Spears leans back in his chair. The Coke machine hums, and the local news plays on the square television in the corner. His grandson unscrews bolts with an air-compressor wrench. Spears’ eyelids hang low, and the narrow openings glisten with moisture. I think of the smell and the stories of burning eyes and nauseous stomachs. The olfactory sense is so powerful yet so fleeting. I have to actively reconnect with it to again smell the sulfur and chemicals and sewage that slapped me across the face just 20 minutes ago when I stepped out of my car. 


Nothing comes easy in places like Standard Heights or St. Rose or Alsen. The streetlights turn yellow then red then green again. The trees lose their leaves then grow them again. The plant lights come on at night, the steam rises, the toxic flares flash, the heavy odor moves through the house like a thin curtain lifted off its rod, the brown dust falls on the cars. Even when you take a second to remember the smell or to see the rusting tanks through the fence, a hundred daily chores come ahead of picking up the slingshot and aiming at Goliath.
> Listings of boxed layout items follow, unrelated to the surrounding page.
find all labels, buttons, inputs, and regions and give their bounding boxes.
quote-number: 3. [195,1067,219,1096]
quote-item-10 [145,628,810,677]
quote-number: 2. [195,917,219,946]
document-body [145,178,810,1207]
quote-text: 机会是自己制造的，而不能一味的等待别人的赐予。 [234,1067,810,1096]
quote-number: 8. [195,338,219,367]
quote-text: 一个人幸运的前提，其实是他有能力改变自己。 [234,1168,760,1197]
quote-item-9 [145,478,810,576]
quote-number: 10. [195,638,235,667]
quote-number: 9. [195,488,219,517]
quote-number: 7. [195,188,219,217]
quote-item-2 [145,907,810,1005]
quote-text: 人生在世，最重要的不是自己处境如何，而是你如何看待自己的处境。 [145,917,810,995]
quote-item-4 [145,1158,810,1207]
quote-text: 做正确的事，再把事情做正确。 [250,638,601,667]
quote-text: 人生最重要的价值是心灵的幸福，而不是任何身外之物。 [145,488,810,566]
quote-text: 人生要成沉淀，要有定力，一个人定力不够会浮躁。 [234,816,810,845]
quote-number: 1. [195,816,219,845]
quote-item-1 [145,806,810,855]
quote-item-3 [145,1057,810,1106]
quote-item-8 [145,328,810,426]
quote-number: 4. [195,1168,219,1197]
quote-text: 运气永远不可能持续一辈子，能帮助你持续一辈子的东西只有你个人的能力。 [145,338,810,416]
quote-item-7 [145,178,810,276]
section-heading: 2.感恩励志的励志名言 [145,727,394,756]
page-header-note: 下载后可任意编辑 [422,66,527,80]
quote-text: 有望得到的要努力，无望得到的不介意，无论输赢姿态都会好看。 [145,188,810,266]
“You know yourself,” Spears tell me. “With a big company like Exxon, you can’t fight a case so you gotta go along with them. I’m not down on Exxon because I use their gas, so what can I say? We need it. I wish they could straighten up the odor thing, but I don’t know. The only thing I see, we gotta live with it till we die. I’ll be here till 5. Every day of the week except Sunday.”

I’m reminded of when I asked Michael, Paul and Marylee Orr if their ultimate goal for LEAN was to eventually run out of business. To have no more sick and fearful residents call them about their families and communities being in danger from the plants. Michael sounded a bit like Jake Spears.

“I think the only thing that could put LEAN out of business,” Michael said, “is if you could change the culture of human nature to prioritize health and quality of life above economics. Sounds like a dumb thing to say. It’s kind of like saying when we stop violence we won’t need police. But it’s true. Until then, we’ll keep answering the phones.”